With news reports in Turkey on Sunday morning claiming that murdered journalist Jamal Khahsoggi’s body had been transported in suitcases from Istanbul, another major news story developing in the Middle East threatens to undo peace in the region, according to BBC.
Sheikh Ali Salman, who is the most important opposition leader in Bahrain, an Islamic country ruled by a royal family not wholly different from Saudi Arabia, has been imprisoned for life after being accused of spying for Qatar.
Middle Eastern allies Saudi Arabia, Bahrain, and the UAE cut off economic ties with Qatar last year after claiming that the country was funding terrorist groups in collaboration with Iran. Although Qatar denies the claims vigorously, Bahrain’s public prosecutor said that the country intends to overthrow their constitutional order and “colluded” with Sheikh Ali Salman to reach that end.
But human rights groups allege that Bahrain — like Saudi Arabia — is trying to stifle dissent because of Sheikh Ali Salman’s activism. Ali Salman is the leader of the outlawed Al-Wefaq movement, a campaign mostly consisting of members from Bahrain’s majority community, Shia, who accuse the Sunni-run Al Khalifa royal family of running a heavy-handed dictatorship.
Human rights group Amnesty described Sheikh Ali Salman’s prison sentence as a “travesty of justice” and called the decision a continuation of Bahrain’s “crackdown on dissent”.
“This verdict… demonstrates the Bahraini authorities’ relentless and unlawful efforts to silence any form of dissent,” Amnesty’s Middle East and North Africa director Heba Morayef told BBC.
“Sheikh Ali Salman is a prisoner of conscience who is being held solely for peacefully exercising his right to freedom of expression.”
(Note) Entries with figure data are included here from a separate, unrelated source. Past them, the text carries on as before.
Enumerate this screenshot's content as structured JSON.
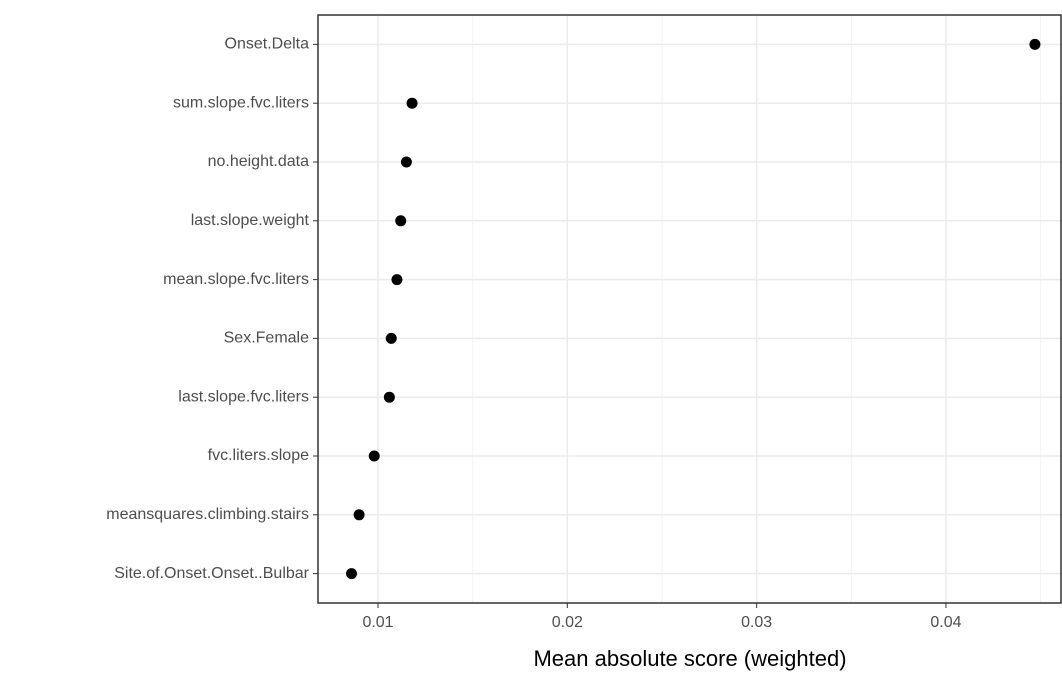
{
  "chart_data": {
    "type": "dot",
    "x_label": "Mean absolute score (weighted)",
    "categories": [
      "Onset.Delta",
      "sum.slope.fvc.liters",
      "no.height.data",
      "last.slope.weight",
      "mean.slope.fvc.liters",
      "Sex.Female",
      "last.slope.fvc.liters",
      "fvc.liters.slope",
      "meansquares.climbing.stairs",
      "Site.of.Onset.Onset..Bulbar"
    ],
    "values": [
      0.0447,
      0.0118,
      0.0115,
      0.0112,
      0.011,
      0.0107,
      0.0106,
      0.0098,
      0.009,
      0.0086
    ],
    "color": "#000000",
    "xlim": [
      0.00683,
      0.04613
    ],
    "xticks": [
      0.01,
      0.02,
      0.03,
      0.04
    ],
    "grid": true
  }
}
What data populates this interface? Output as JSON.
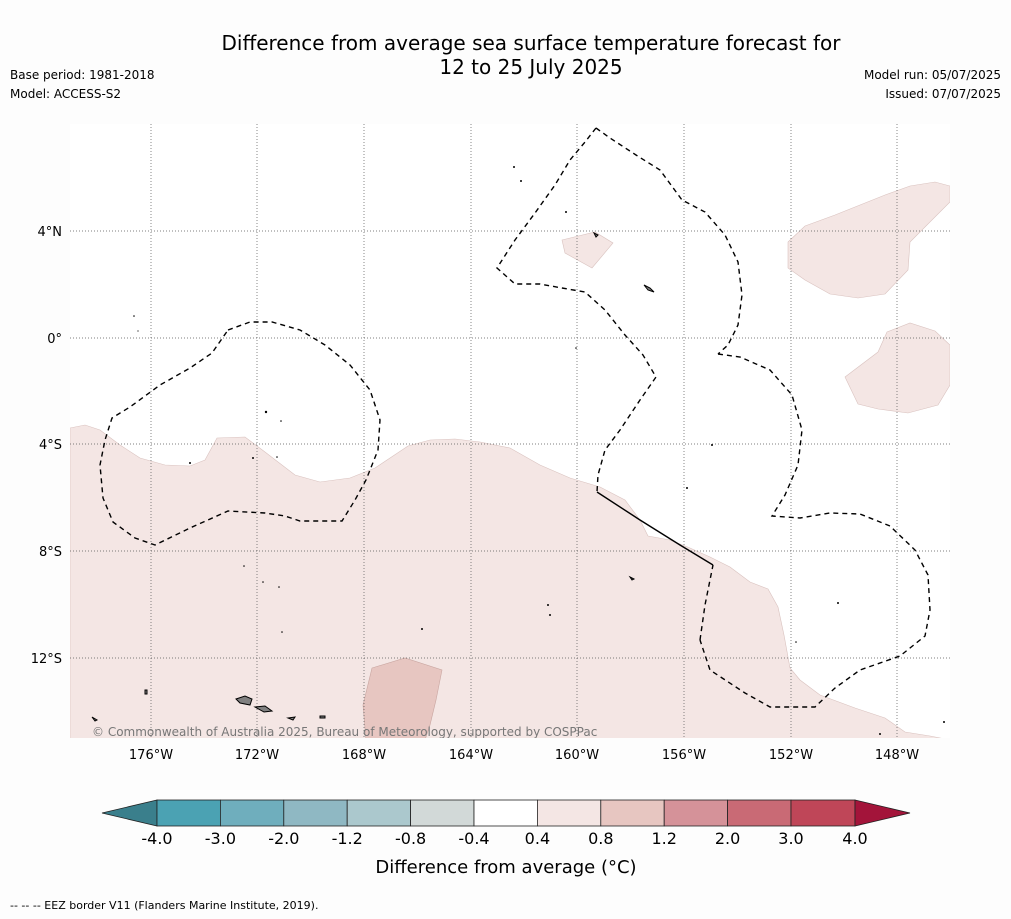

#UPDATE Bahrain has sentenced Sheikh Ali Salman -- the head of the country's Shiite opposition movement -- to life in prison for spying for Qatar in a ruling rights groups have called a travestyhttps://t.co/F8lJlhgNTv— AFP news agency (@AFP) November 4, 2018
Earlier this year, the Bahraini High Court of First Tier had acquitted Sheikh Ali Salman of all charges against him, but on Saturday, the country’s Court of Appeal overturned that order and ruled that the opposition leader had been planning a coup with Qatari officials. It is not clear what evidence the prosecution presented, but observers around the world are getting increasingly concerned with how first Saudi Arabia and now Bahrain are stifling dissenters, even as USA president Donald Trump pushes ahead with further sanctions on Iran.
Sheikh Ali Salman’s movement called for Bahrain to institutionalize democracy with a new constitution that would allow monarchy and an elected prime minister. Although there is a serving prime minister in the country, he is not elected and belongs to the Al Khalifa family, which has ruled the Middle Eastern island nation since its independence in 1971.